Harry nodded. As much as he hated himself for it, he had no choice but to put the dagger down, slowly, reluctantly. There was no time to lose. Sarah’s sleep was slowly turning into unconsciousness – the next step would be death. Her breathing was shallow, barely-there sighs that couldn’t keep her alive for long.
“Sarah …”
At the sound of Leaf‘s voice, she opened her eyes a little.
“Leaf,” she whispered.
Harry felt a bitter taste in his mouth, like bile rising. He had to accept Leaf‘s help. He looked at the boy with hostility, and for a second it seemed to Harry that his eyes were burning, like those coals that look cold, but if you turn them they glow red under the ash. A dark, deep glow. It was just a moment, then Leaf‘s eyes turned black again.
Is he human?
Leaf kneeled beside Sarah, sank his hands into the mist, and started weaving it around his fingers, like a cobweb, or spun silk. As soon as it touched Leaf‘s hands the mist dissolved in a million little droplets that evaporated quickly.
Fire against water
, thought Harry. A strange thought took shape in his head, passing quickly and fading away, like a falling star:
he is fire
.
Leaf worked for a few minutes in complete silence, Sarah’s breathing becoming slowly deeper and more regular as he dissolved the mist, until she regained consciousness. She sat up, rubbing her face. She was deadly pale, and her lips were blue. Harry went to hold her, and he was startled at how cold she felt.

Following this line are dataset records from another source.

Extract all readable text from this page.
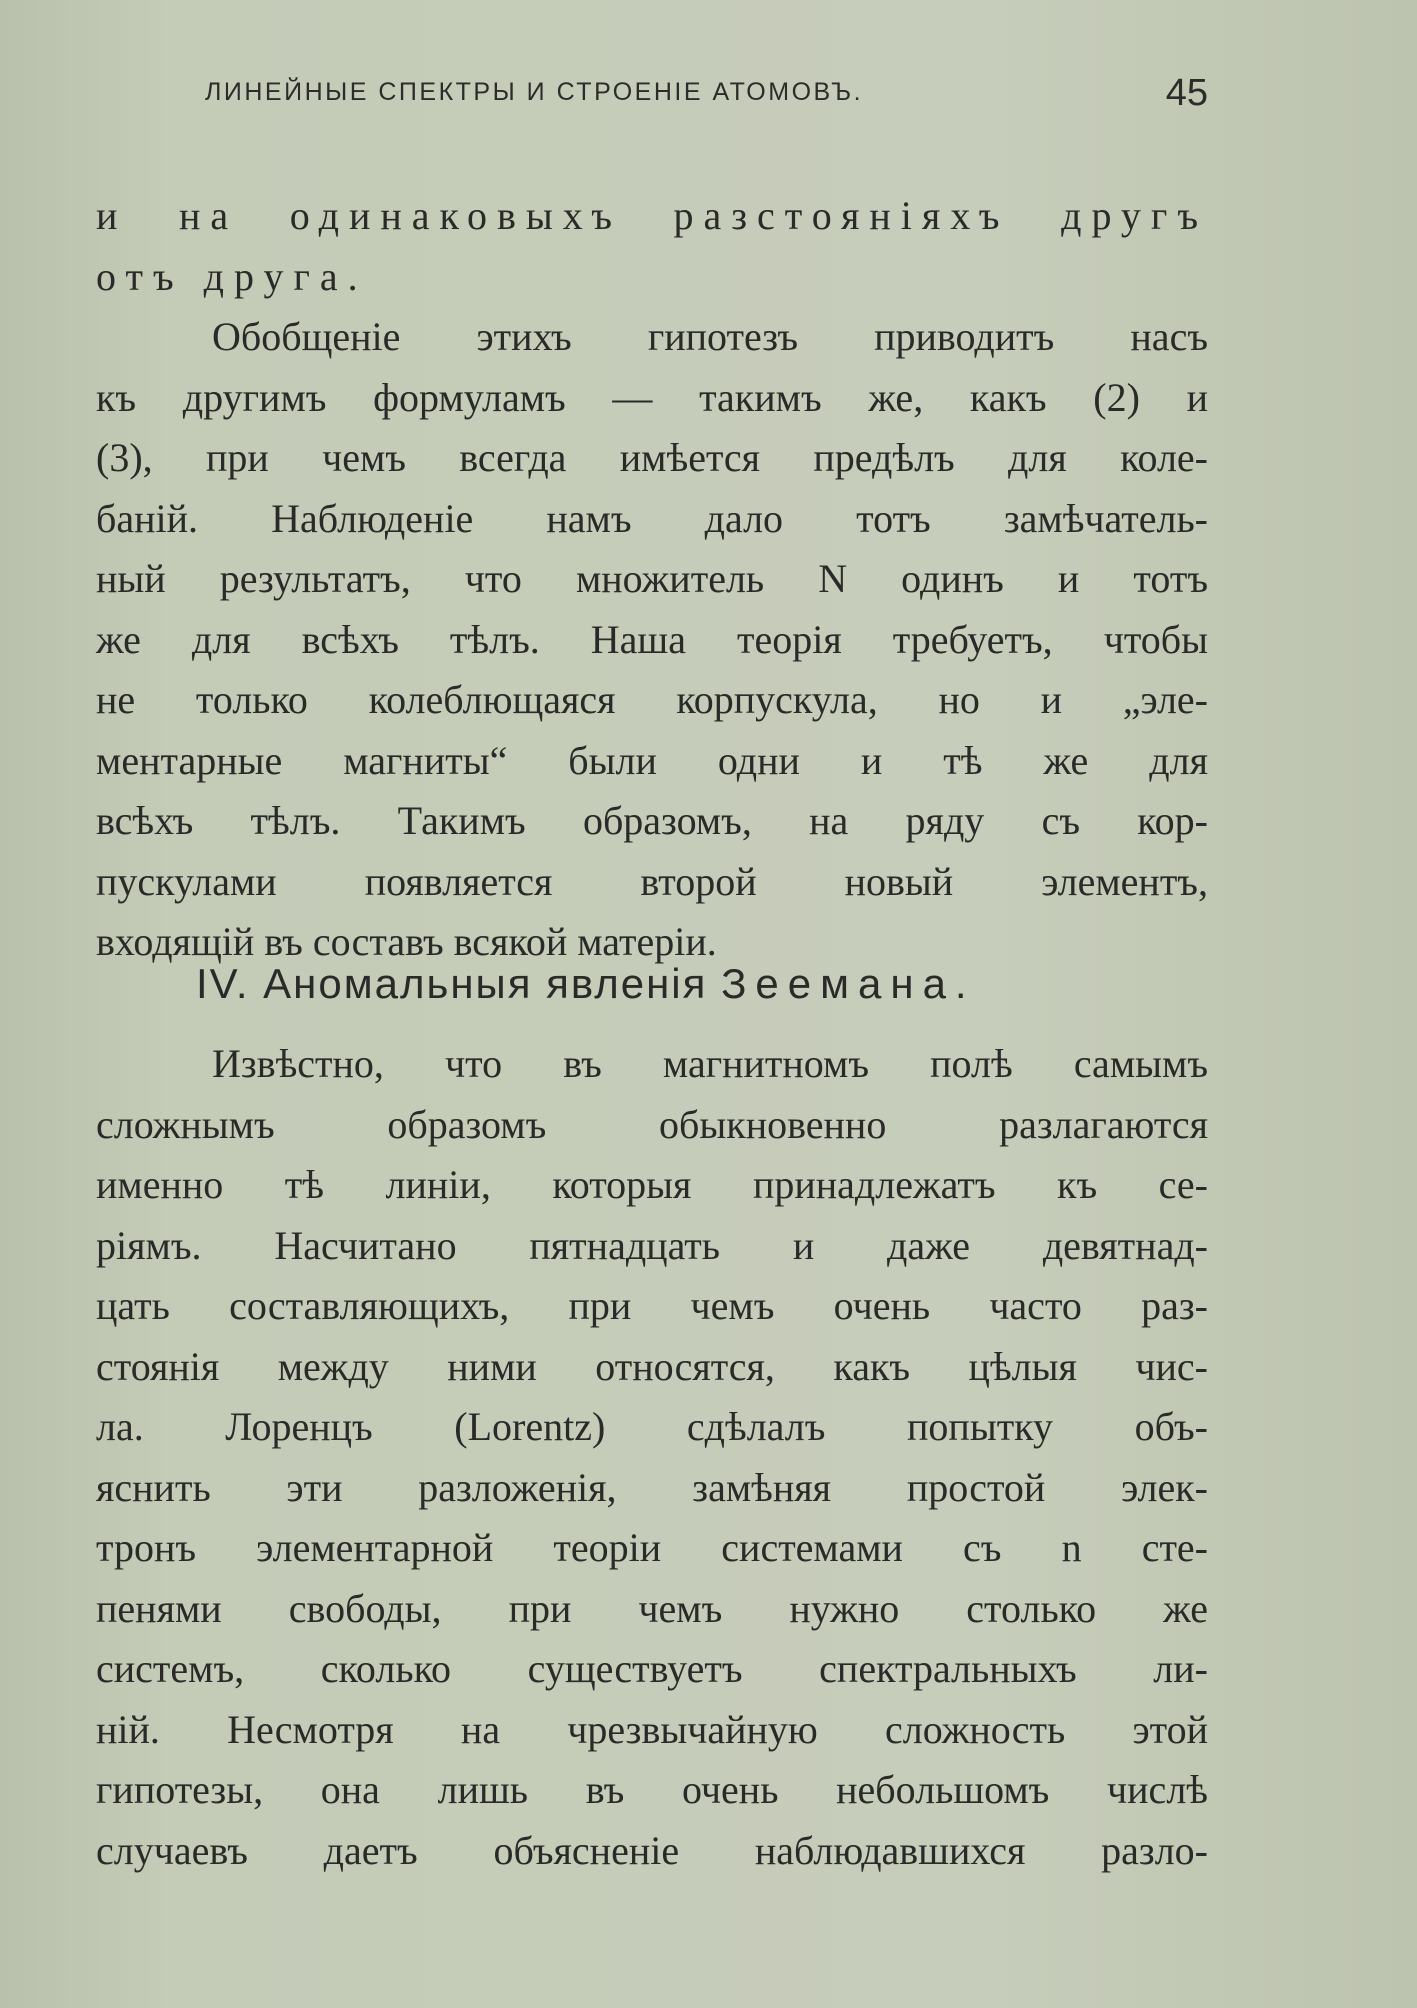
ЛИНЕЙНЫЕ СПЕКТРЫ И СТРОЕНІЕ АТОМОВЪ.	45
и на одинаковыхъ разстояніяхъ другъ
отъ друга.
Обобщеніе этихъ гипотезъ приводитъ насъ
къ другимъ формуламъ — такимъ же, какъ (2) и
(3), при чемъ всегда имѣется предѣлъ для коле-
баній. Наблюденіе намъ дало тотъ замѣчатель-
ный результатъ, что множитель N одинъ и тотъ
же для всѣхъ тѣлъ. Наша теорія требуетъ, чтобы
не только колеблющаяся корпускула, но и „эле-
ментарные магниты“ были одни и тѣ же для
всѣхъ тѣлъ. Такимъ образомъ, на ряду съ кор-
пускулами появляется второй новый элементъ,
входящій въ составъ всякой матеріи.
IV. Аномальныя явленія Зеемана.
Извѣстно, что въ магнитномъ полѣ самымъ
сложнымъ образомъ обыкновенно разлагаются
именно тѣ линіи, которыя принадлежатъ къ се-
ріямъ. Насчитано пятнадцать и даже девятнад-
цать составляющихъ, при чемъ очень часто раз-
стоянія между ними относятся, какъ цѣлыя чис-
ла. Лоренцъ (Lorentz) сдѣлалъ попытку объ-
яснить эти разложенія, замѣняя простой элек-
тронъ элементарной теоріи системами съ n сте-
пенями свободы, при чемъ нужно столько же
системъ, сколько существуетъ спектральныхъ ли-
ній. Несмотря на чрезвычайную сложность этой
гипотезы, она лишь въ очень небольшомъ числѣ
случаевъ даетъ объясненіе наблюдавшихся разло-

“Sarah, let me warm you,” He started rubbing her arms and holding her close, but Sarah’s eyes never left Leaf‘s face.
Now it’s me who’s burning
, Harry thought. He wanted to throw the black-eyed boy over the wall; he wanted to drag Sarah in the house and lock the door.
She’s mine.
“Harry! Leaf is hurt,” whispered Sarah, her face full of worry. She freed herself from Harry’s arms and went to the black-eyed boy. Leaf seemed to have paled more and more as he was weaving the mist, and his skin, pale already, had taken on a blue tinge. He tried to speak, but all of a sudden, he fell on his knees. He curled up on the ground, his eyes closed, trembling. Sarah put her hands on him – he was freezing cold.
“We need to warm him up!”
Harry didn’t move.
“Leaf …” She put her arm around his shoulder. “Harry, please, a blanket.”
Still, Harry didn’t move.
“I’m fine. I’m fine,” Leaf whispered, still curled up. “Don’t worry. I’ll be OK in a minute. It needs to work its way out of me …”
Sarah watched him anxiously for a couple of minutes, until he finally sat up, slowly. He wasn’t shaking any more. The mist had gone through his system, and left him. Both Sarah and Harry were watching him intensely: Sarah with apprehension; Harry pondering how desperately he wanted that strange boy to disappear.
Suddenly, Harry spotted something out of the corner of his eye, something white and stringy, like a wavy ribbon of steam taking shape in the air.
“Sarah. It’s back.”
The thread of mist had already started circling slowly around the three of them, and the air was turning colder, colder. Sarah froze. She could already feel her breath becoming shallower.
“Don’t move.” Leaf stood up, raised a hand and traced a run in the air while making a deep, weird howling sound, like an animal call.
And there she was, strong, proud, with eyes of pure amber and whiskers vibrating with rage. It was a wildcat – or looked like one. Sparks were springing from her paws and from her whiskers, as she started circling slowly, in the opposite direction from the mist.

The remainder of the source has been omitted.